From Eric Freden on Fri, 04 Dec 1998
Here is a legitimate use for remote login as root:
My kid plays some svga game on my console and locks the keyboard (for instance). I want to telnet in and /sbin/shutdown -r now
Actually you can often recover from this without a shutdown. But its a trick. Eventually we might have something like KGI/GGI to provide more robust SVGAlib support.
(The trick is to start X from your telnet/terminal session. This usually does a complete video system reset as a side effect. WARNING!: This might hang the system --- so close any running text mode apps, save any accessible documents and issue a few calls to 'sync' before trying it).
For RedHat 5.0 (and all other RedHat versions I've used) only root can do this. Changing to su and executing shutdown won't reboot! Perhaps you could find a workaraound for this scenario?

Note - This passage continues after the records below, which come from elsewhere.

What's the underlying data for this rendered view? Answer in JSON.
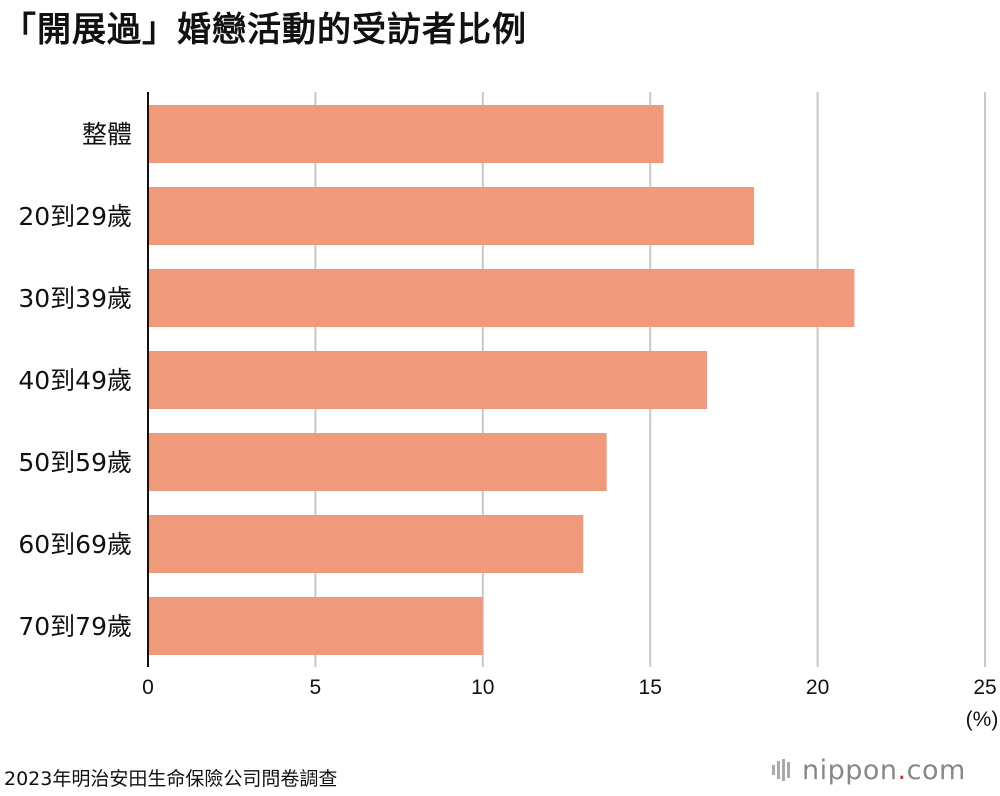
{
  "title": "「開展過」婚戀活動的受訪者比例",
  "source": "2023年明治安田生命保險公司問卷調查",
  "logo": {
    "name": "nippon",
    "dot": ".",
    "suffix": "com"
  },
  "colors": {
    "bar": "#f09a7b",
    "grid": "#c8c8c8",
    "axis": "#111111"
  },
  "chart_data": {
    "type": "bar",
    "orientation": "horizontal",
    "title": "「開展過」婚戀活動的受訪者比例",
    "categories": [
      "整體",
      "20到29歲",
      "30到39歲",
      "40到49歲",
      "50到59歲",
      "60到69歲",
      "70到79歲"
    ],
    "values": [
      15.4,
      18.1,
      21.1,
      16.7,
      13.7,
      13.0,
      10.0
    ],
    "xlim": [
      0,
      25
    ],
    "xticks": [
      0,
      5,
      10,
      15,
      20,
      25
    ],
    "xlabel": "(%)",
    "grid": true,
    "legend": "none"
  }
}
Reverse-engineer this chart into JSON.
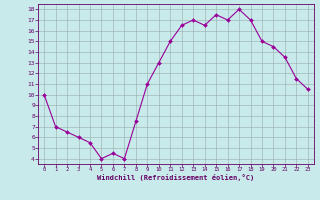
{
  "x": [
    0,
    1,
    2,
    3,
    4,
    5,
    6,
    7,
    8,
    9,
    10,
    11,
    12,
    13,
    14,
    15,
    16,
    17,
    18,
    19,
    20,
    21,
    22,
    23
  ],
  "y": [
    10,
    7,
    6.5,
    6,
    5.5,
    4,
    4.5,
    4,
    7.5,
    11,
    13,
    15,
    16.5,
    17,
    16.5,
    17.5,
    17,
    18,
    17,
    15,
    14.5,
    13.5,
    11.5,
    10.5
  ],
  "line_color": "#990099",
  "marker_color": "#990099",
  "bg_color": "#c8eaea",
  "grid_color": "#99aaaa",
  "xlabel": "Windchill (Refroidissement éolien,°C)",
  "ylabel_ticks": [
    4,
    5,
    6,
    7,
    8,
    9,
    10,
    11,
    12,
    13,
    14,
    15,
    16,
    17,
    18
  ],
  "xlim": [
    -0.5,
    23.5
  ],
  "ylim": [
    3.5,
    18.5
  ],
  "xlabel_color": "#660066",
  "tick_color": "#660066",
  "spine_color": "#660066"
}
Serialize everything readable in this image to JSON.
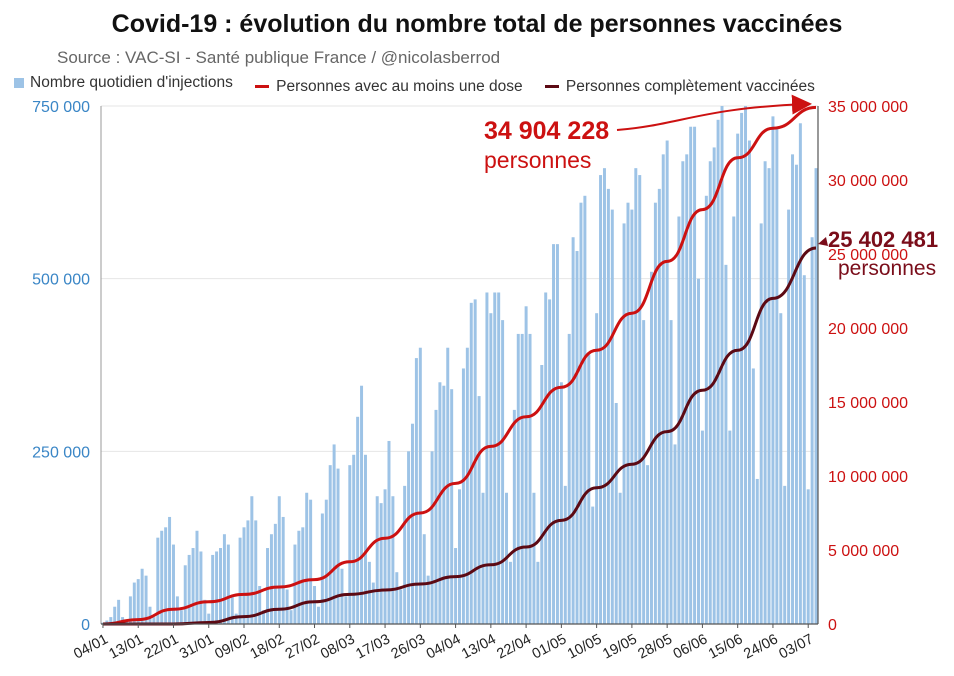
{
  "chart_data": {
    "type": "bar+line",
    "title": "Covid-19 : évolution du nombre total de personnes vaccinées",
    "subtitle": "Source : VAC-SI - Santé publique France / @nicolasberrod",
    "legend": [
      "Nombre quotidien d'injections",
      "Personnes avec au moins une dose",
      "Personnes complètement vaccinées"
    ],
    "x_tick_labels": [
      "04/01",
      "13/01",
      "22/01",
      "31/01",
      "09/02",
      "18/02",
      "27/02",
      "08/03",
      "17/03",
      "26/03",
      "04/04",
      "13/04",
      "22/04",
      "01/05",
      "10/05",
      "19/05",
      "28/05",
      "06/06",
      "15/06",
      "24/06",
      "03/07"
    ],
    "y_left_ticks": [
      "0",
      "250 000",
      "500 000",
      "750 000"
    ],
    "y_right_ticks": [
      "0",
      "5 000 000",
      "10 000 000",
      "15 000 000",
      "20 000 000",
      "25 000 000",
      "30 000 000",
      "35 000 000"
    ],
    "y_left_lim": [
      0,
      750000
    ],
    "y_right_lim": [
      0,
      35000000
    ],
    "daily_injections_weekly_pattern": [
      {
        "week_of": "04/01",
        "values": [
          2000,
          5000,
          10000,
          25000,
          35000,
          10000,
          4000
        ]
      },
      {
        "week_of": "11/01",
        "values": [
          40000,
          60000,
          65000,
          80000,
          70000,
          25000,
          10000
        ]
      },
      {
        "week_of": "18/01",
        "values": [
          125000,
          135000,
          140000,
          155000,
          115000,
          40000,
          20000
        ]
      },
      {
        "week_of": "25/01",
        "values": [
          85000,
          100000,
          110000,
          135000,
          105000,
          35000,
          15000
        ]
      },
      {
        "week_of": "01/02",
        "values": [
          100000,
          105000,
          110000,
          130000,
          115000,
          40000,
          15000
        ]
      },
      {
        "week_of": "08/02",
        "values": [
          125000,
          140000,
          150000,
          185000,
          150000,
          55000,
          20000
        ]
      },
      {
        "week_of": "15/02",
        "values": [
          110000,
          130000,
          145000,
          185000,
          155000,
          50000,
          20000
        ]
      },
      {
        "week_of": "22/02",
        "values": [
          115000,
          135000,
          140000,
          190000,
          180000,
          55000,
          25000
        ]
      },
      {
        "week_of": "01/03",
        "values": [
          160000,
          180000,
          230000,
          260000,
          225000,
          80000,
          40000
        ]
      },
      {
        "week_of": "08/03",
        "values": [
          230000,
          245000,
          300000,
          345000,
          245000,
          90000,
          60000
        ]
      },
      {
        "week_of": "15/03",
        "values": [
          185000,
          175000,
          195000,
          265000,
          185000,
          75000,
          50000
        ]
      },
      {
        "week_of": "22/03",
        "values": [
          200000,
          250000,
          290000,
          385000,
          400000,
          130000,
          70000
        ]
      },
      {
        "week_of": "29/03",
        "values": [
          250000,
          310000,
          350000,
          345000,
          400000,
          340000,
          110000
        ]
      },
      {
        "week_of": "05/04",
        "values": [
          195000,
          370000,
          400000,
          465000,
          470000,
          330000,
          190000
        ]
      },
      {
        "week_of": "12/04",
        "values": [
          480000,
          450000,
          480000,
          480000,
          440000,
          190000,
          90000
        ]
      },
      {
        "week_of": "19/04",
        "values": [
          310000,
          420000,
          420000,
          460000,
          420000,
          190000,
          90000
        ]
      },
      {
        "week_of": "26/04",
        "values": [
          375000,
          480000,
          470000,
          550000,
          550000,
          350000,
          200000
        ]
      },
      {
        "week_of": "03/05",
        "values": [
          420000,
          560000,
          540000,
          610000,
          620000,
          390000,
          170000
        ]
      },
      {
        "week_of": "10/05",
        "values": [
          450000,
          650000,
          660000,
          630000,
          600000,
          320000,
          190000
        ]
      },
      {
        "week_of": "17/05",
        "values": [
          580000,
          610000,
          600000,
          660000,
          650000,
          440000,
          230000
        ]
      },
      {
        "week_of": "24/05",
        "values": [
          510000,
          610000,
          630000,
          680000,
          700000,
          440000,
          260000
        ]
      },
      {
        "week_of": "31/05",
        "values": [
          590000,
          670000,
          680000,
          720000,
          720000,
          500000,
          280000
        ]
      },
      {
        "week_of": "07/06",
        "values": [
          620000,
          670000,
          690000,
          730000,
          750000,
          520000,
          280000
        ]
      },
      {
        "week_of": "14/06",
        "values": [
          590000,
          710000,
          740000,
          750000,
          700000,
          370000,
          210000
        ]
      },
      {
        "week_of": "21/06",
        "values": [
          580000,
          670000,
          660000,
          735000,
          720000,
          450000,
          200000
        ]
      },
      {
        "week_of": "28/06",
        "values": [
          600000,
          680000,
          665000,
          725000,
          505000,
          195000,
          560000
        ]
      },
      {
        "week_of": "05/07",
        "values": [
          660000
        ]
      }
    ],
    "series_cumulative": [
      {
        "name": "Personnes avec au moins une dose",
        "points": [
          {
            "x": "04/01",
            "y": 0
          },
          {
            "x": "13/01",
            "y": 300000
          },
          {
            "x": "22/01",
            "y": 1000000
          },
          {
            "x": "31/01",
            "y": 1500000
          },
          {
            "x": "09/02",
            "y": 2000000
          },
          {
            "x": "18/02",
            "y": 2500000
          },
          {
            "x": "27/02",
            "y": 3000000
          },
          {
            "x": "08/03",
            "y": 4200000
          },
          {
            "x": "17/03",
            "y": 5800000
          },
          {
            "x": "26/03",
            "y": 7500000
          },
          {
            "x": "04/04",
            "y": 9500000
          },
          {
            "x": "13/04",
            "y": 12000000
          },
          {
            "x": "22/04",
            "y": 14000000
          },
          {
            "x": "01/05",
            "y": 16000000
          },
          {
            "x": "10/05",
            "y": 18500000
          },
          {
            "x": "19/05",
            "y": 21000000
          },
          {
            "x": "28/05",
            "y": 24500000
          },
          {
            "x": "06/06",
            "y": 28000000
          },
          {
            "x": "15/06",
            "y": 31500000
          },
          {
            "x": "24/06",
            "y": 33500000
          },
          {
            "x": "03/07",
            "y": 34904228
          }
        ]
      },
      {
        "name": "Personnes complètement vaccinées",
        "points": [
          {
            "x": "04/01",
            "y": 0
          },
          {
            "x": "13/01",
            "y": 0
          },
          {
            "x": "22/01",
            "y": 0
          },
          {
            "x": "31/01",
            "y": 100000
          },
          {
            "x": "09/02",
            "y": 500000
          },
          {
            "x": "18/02",
            "y": 1000000
          },
          {
            "x": "27/02",
            "y": 1500000
          },
          {
            "x": "08/03",
            "y": 2000000
          },
          {
            "x": "17/03",
            "y": 2300000
          },
          {
            "x": "26/03",
            "y": 2700000
          },
          {
            "x": "04/04",
            "y": 3200000
          },
          {
            "x": "13/04",
            "y": 4000000
          },
          {
            "x": "22/04",
            "y": 5200000
          },
          {
            "x": "01/05",
            "y": 7000000
          },
          {
            "x": "10/05",
            "y": 9200000
          },
          {
            "x": "19/05",
            "y": 10800000
          },
          {
            "x": "28/05",
            "y": 13000000
          },
          {
            "x": "06/06",
            "y": 15800000
          },
          {
            "x": "15/06",
            "y": 18500000
          },
          {
            "x": "24/06",
            "y": 22000000
          },
          {
            "x": "03/07",
            "y": 25402481
          }
        ]
      }
    ],
    "annotations": [
      {
        "value": "34 904 228",
        "unit": "personnes",
        "color": "#cc1111"
      },
      {
        "value": "25 402 481",
        "unit": "personnes",
        "color": "#7a0d1a"
      }
    ],
    "colors": {
      "bars": "#9dc3e6",
      "dose1": "#cc1111",
      "full": "#5c0a14",
      "left_axis": "#3a86c6",
      "right_axis": "#cc1111"
    }
  }
}
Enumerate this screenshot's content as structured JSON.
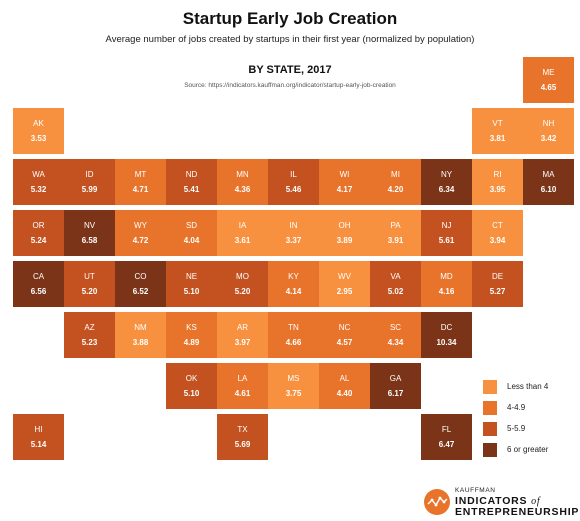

If that's your experience then something is wrong with your 'su' command!
Did you issue 'su -' (the dash is pretty important --- as it forces the 'su' command to run your .login/.profile scripts and initialize root environment (and shell variables, etc).
Another approach is to tweak the permissions on 'shutdown' Here's the recommended method:
Create a group such as "shutdown" or use the "wheel" group.
Add your regular user account (and mom's?) to that group.
Issue a command like:
chown root.$GROUP $(which shutdown)
... to set the file group association appropriately. You could also use 'chown' then 'chgrp' seperately, of course.
Make it SUID with a command like:
chgrp 4550 $(which shutdown)
N.B. I set the execute bit for owner and group but not for "other/world"
This allows people in the associated group to issue the 'shutdown' command. That command will run with root' privileges. The 0 permissions for "other" prevent "others" from executing this command at all. (Other users have no valid reason to issue a shutdown command).
Setting binaries to be SUID always has implications for system security. However, it is one of the primary forms of authority delegation available in Unix/Linux.
In this case we minimize the risk by limiting the number of accounts that can access the command.
This technique is generally useful and should be considered for all Unix/Linux SUID commands.